Было бы крайним упрощением считать, что в условиях свободного мира с глобальной экономикой и открытыми границами конкурируют между собой только товары. Конкурируют и целые страны, однако не за территории, как в суровые времена перекраивания Европы и освоения колоний великими державами, а за людей и их труд. И в этом отношении едва ли не главным выводом из постсоветской истории Литвы, Латвии и Эстонии следует то, что они эту глобальную конкуренцию проиграли.

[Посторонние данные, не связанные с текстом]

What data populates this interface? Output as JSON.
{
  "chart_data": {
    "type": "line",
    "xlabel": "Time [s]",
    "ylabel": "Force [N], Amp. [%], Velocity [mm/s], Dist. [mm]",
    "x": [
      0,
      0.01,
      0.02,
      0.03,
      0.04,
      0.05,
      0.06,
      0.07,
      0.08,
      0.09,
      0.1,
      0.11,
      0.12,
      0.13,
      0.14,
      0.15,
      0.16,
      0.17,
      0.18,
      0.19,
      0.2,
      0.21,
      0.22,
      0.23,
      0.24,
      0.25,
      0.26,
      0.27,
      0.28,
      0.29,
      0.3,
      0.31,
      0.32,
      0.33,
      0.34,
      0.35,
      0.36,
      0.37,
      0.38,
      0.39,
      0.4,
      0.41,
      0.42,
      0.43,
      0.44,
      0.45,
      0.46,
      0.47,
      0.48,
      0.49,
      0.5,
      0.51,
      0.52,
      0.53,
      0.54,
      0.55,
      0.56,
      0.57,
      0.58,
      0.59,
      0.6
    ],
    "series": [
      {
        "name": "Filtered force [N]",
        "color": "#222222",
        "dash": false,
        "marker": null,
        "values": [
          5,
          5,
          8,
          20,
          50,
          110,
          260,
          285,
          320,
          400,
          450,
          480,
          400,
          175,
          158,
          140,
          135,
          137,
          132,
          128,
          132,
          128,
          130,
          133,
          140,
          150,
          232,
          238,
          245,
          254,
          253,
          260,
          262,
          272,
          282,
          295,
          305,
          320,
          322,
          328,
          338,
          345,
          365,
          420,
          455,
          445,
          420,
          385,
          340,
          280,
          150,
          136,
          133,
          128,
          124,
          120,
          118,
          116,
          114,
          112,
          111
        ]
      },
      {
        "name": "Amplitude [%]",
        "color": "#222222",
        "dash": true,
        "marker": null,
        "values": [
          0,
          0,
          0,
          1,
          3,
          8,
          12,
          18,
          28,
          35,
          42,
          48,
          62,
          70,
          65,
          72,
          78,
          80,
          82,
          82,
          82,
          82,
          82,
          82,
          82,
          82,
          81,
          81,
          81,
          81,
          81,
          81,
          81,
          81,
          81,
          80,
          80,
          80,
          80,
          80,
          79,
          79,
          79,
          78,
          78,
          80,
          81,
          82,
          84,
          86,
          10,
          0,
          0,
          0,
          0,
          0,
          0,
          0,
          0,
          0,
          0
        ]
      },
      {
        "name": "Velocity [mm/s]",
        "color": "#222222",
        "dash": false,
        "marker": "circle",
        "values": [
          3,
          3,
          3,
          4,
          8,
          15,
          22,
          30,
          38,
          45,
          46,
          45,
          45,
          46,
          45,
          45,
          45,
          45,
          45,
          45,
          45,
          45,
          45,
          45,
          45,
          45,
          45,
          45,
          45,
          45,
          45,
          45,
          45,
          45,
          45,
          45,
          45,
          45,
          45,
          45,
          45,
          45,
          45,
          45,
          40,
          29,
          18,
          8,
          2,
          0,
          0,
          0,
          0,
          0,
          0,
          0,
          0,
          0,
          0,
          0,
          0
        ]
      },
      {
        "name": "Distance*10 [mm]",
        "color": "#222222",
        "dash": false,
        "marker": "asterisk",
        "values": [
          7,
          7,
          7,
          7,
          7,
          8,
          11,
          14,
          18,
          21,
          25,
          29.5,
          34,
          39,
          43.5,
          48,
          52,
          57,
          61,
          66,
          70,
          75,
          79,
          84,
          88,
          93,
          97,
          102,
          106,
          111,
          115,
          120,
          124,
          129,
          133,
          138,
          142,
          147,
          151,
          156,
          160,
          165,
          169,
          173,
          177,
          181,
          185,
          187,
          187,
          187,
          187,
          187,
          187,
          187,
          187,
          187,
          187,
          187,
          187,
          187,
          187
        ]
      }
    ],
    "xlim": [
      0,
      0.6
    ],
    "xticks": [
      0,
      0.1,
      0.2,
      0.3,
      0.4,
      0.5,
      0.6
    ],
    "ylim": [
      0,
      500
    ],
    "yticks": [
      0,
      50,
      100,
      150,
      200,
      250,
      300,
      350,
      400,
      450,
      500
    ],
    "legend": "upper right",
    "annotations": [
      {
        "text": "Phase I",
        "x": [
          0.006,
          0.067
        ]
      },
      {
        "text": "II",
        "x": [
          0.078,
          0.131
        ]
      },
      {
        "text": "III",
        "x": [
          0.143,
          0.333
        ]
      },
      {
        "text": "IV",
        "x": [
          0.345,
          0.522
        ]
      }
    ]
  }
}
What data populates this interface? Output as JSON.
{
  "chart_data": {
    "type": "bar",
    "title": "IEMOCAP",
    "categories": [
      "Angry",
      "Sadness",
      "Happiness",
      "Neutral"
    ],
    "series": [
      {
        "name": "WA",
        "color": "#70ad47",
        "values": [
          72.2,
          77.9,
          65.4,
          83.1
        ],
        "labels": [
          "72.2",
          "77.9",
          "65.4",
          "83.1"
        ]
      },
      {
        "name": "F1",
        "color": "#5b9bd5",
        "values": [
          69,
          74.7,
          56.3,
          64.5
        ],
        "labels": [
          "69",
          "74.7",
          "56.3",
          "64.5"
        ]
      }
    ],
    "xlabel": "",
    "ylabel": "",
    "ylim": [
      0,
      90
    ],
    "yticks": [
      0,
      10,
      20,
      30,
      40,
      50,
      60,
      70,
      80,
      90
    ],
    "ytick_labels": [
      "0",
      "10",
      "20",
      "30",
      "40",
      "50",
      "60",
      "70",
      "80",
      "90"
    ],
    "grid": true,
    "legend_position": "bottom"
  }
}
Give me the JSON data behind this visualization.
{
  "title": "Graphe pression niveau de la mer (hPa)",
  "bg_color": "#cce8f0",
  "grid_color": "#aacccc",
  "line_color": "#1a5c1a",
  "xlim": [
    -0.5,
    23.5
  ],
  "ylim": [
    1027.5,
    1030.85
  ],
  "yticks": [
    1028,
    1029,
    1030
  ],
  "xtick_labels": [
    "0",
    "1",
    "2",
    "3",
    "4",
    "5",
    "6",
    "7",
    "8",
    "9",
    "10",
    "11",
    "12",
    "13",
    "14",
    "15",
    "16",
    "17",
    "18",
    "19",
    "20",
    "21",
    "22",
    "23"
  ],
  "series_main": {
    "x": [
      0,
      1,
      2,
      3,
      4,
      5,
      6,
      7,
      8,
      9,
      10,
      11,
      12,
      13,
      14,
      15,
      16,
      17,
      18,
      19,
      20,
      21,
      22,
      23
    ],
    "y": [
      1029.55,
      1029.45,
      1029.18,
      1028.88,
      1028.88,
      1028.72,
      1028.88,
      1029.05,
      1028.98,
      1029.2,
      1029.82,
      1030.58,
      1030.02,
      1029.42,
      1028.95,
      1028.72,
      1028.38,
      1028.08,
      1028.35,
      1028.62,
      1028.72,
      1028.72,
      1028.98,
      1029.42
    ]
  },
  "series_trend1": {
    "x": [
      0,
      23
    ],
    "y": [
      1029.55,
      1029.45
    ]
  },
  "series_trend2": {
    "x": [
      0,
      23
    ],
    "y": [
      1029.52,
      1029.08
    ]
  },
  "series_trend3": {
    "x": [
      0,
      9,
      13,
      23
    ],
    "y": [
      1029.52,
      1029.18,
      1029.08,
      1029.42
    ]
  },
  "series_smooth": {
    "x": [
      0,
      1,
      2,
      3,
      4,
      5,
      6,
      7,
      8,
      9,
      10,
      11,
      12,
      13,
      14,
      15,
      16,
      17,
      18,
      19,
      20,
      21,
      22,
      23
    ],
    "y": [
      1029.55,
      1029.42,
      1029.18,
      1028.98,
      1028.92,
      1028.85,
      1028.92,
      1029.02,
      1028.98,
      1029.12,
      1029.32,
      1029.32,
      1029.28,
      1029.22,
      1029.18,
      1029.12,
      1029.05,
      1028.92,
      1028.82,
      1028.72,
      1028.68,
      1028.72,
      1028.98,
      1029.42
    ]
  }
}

Спрашивается, о какой меритократии, можно говорить в этих условиях? Действительно, при свободе перемещений сильно отрицательное сальдо миграций говорит, что из страны уехали лучшие, погружая оставшихся в мир непотизма, коррупции и местечковости (намного более безопасных в полярной ситуации, когда в стране мигранты стремятся, и на любом поприще даже заядлым коррупционерам всё удобней и выгодней выбирать по объективным критериям). Что хорошо видно во время и после глобального экономического кризиса 2008 г., от которого Прибалтика пострадала на уровне США, а восстанавливалась медленнее и хуже, будучи даже в кризисной ситуации обречена на выбор «своих», а не «лучших». Что мы и видим в обнаруженном авторами росте наследуемости социального подъёма (в  том числе через образование).

index

Всë вышеописанное произошло до выхода анализируемой статьи, но было проигнорировано авторами, поставившими задачу обосновать «эстонскую меритократию» любой ценой и/или что «после СССР стало лучше». Эмиграционный отток, увы, в работе даже не обсуждается, а он значителен — 13% населения за 20 лет. Другой момент — если меритократия получилось, видим ли мы сообразный ей прогресс в науках, технике и пр.? Нет, стагнация или обратное развитие в сравнении с советским подъёмом, в т.ч. из-за исчезновения возможности участвовать во всесоюзных предметных олимпиадах (где эстонцы традиционно бывали сильны). Не хочется верить, что так уважаемые исследователи обслуживают социальный заказ, скорей просто следствие обычного невежества биологов в гуманитарных дисциплинах, данные которых безусловно необходимы для корректного изучения подобных вопросов.